Parents being isolated also prevents bonds forming between their kids.

For parents who have an autistic child about to enter the education system, what are the main pieces of advice you'd give them?

Suzanne: Be gracious with yourself and your expectations. Give yourself space to not be okay with something, to feel vulnerable and understand that it's normal. Give yourself space to not live up to expectations of the system, because that system wasn’t designed for kids with autism.

Follow your children's learning and emotional needs rather than letting the system guide you. Be okay with your child’s pace of learning. And capture their hearts first, because then their minds will catch up.
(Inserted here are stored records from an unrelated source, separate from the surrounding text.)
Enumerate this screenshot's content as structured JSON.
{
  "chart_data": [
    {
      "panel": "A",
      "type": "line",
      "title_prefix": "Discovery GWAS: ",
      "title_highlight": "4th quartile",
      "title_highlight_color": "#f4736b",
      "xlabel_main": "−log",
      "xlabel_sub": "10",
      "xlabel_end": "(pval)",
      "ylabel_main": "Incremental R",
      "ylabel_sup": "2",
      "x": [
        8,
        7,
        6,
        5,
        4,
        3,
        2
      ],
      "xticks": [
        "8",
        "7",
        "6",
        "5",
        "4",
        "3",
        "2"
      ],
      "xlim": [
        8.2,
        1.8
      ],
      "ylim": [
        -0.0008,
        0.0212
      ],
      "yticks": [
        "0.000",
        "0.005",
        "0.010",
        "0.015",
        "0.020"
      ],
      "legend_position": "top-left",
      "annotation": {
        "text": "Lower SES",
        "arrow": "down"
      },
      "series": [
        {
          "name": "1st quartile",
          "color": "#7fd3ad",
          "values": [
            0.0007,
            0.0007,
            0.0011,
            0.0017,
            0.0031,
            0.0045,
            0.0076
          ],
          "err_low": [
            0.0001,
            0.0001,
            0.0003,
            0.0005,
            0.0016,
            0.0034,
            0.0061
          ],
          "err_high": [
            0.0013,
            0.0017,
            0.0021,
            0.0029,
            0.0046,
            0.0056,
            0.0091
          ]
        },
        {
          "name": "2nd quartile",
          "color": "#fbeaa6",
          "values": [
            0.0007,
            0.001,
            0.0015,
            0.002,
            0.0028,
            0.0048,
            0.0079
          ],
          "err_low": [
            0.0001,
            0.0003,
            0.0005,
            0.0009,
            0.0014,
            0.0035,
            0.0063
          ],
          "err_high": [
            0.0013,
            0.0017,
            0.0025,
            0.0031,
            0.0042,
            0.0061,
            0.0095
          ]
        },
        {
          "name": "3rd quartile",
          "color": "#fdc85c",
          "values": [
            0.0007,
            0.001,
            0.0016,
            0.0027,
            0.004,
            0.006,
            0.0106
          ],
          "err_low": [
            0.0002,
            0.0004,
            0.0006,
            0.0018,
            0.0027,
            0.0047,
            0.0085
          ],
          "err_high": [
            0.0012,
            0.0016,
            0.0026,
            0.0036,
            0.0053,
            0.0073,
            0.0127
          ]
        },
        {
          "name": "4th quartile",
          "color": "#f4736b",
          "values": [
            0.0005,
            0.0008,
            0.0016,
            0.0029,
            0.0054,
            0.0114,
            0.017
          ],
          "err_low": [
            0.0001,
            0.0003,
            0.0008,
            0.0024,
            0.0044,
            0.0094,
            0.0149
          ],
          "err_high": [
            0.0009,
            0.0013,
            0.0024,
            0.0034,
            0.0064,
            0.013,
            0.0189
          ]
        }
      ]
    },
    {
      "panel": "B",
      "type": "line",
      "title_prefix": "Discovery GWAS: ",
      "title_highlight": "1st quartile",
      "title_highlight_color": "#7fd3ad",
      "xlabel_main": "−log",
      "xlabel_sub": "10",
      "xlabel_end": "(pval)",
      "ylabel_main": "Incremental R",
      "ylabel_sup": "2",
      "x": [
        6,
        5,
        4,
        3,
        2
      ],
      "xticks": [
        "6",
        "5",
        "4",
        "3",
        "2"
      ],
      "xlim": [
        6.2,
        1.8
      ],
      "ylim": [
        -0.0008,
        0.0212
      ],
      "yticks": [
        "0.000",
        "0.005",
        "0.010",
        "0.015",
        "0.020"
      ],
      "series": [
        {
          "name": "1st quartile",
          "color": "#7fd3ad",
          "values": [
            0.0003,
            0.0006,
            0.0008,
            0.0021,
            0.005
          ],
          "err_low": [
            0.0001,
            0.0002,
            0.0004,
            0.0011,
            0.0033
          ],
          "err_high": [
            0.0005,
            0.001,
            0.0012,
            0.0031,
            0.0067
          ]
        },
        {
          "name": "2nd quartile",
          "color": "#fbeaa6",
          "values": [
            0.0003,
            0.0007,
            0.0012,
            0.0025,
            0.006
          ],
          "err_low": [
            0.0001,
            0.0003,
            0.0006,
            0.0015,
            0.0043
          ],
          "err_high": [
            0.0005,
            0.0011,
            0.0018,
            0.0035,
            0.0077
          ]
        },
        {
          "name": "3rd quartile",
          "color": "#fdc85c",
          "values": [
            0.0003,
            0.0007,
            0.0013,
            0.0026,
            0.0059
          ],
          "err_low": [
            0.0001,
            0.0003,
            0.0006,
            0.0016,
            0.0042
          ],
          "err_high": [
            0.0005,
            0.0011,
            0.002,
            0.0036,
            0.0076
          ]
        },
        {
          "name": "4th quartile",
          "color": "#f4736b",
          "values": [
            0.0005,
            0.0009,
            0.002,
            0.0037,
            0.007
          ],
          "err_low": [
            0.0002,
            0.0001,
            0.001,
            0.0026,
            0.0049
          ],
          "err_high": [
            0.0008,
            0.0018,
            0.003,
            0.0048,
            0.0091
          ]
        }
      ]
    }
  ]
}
Follow your children's learning and emotional needs rather than letting the system guide you

And don’t wait for the school to approach you. Be proactive and provide them plenty of info about your child, who they are, what their strengths and limits are, and which supports work. Frontload their school.

Do you have a view on the recent changes to the provincial autism funding program?

Suzanne: I'm sad about it.

There was a lack of meaningful consultation, and a lack of transparency and representation. All impacted communities need to be consulted, because when they aren't it moves us away from understanding.

Completely discarding the autism funding program is foolishness.

Anything to add?

Suzanne: One more thing I need to stress is that selfcare's so important. You need to care for yourself so you can keep caring for your family.

There are going to be impacts which rock you, and that's when selfcare becomes really critical, even if it's just taking a shower so you get 5 minutes alone.

That’s also why community is important; so you have people there for you when you need it most.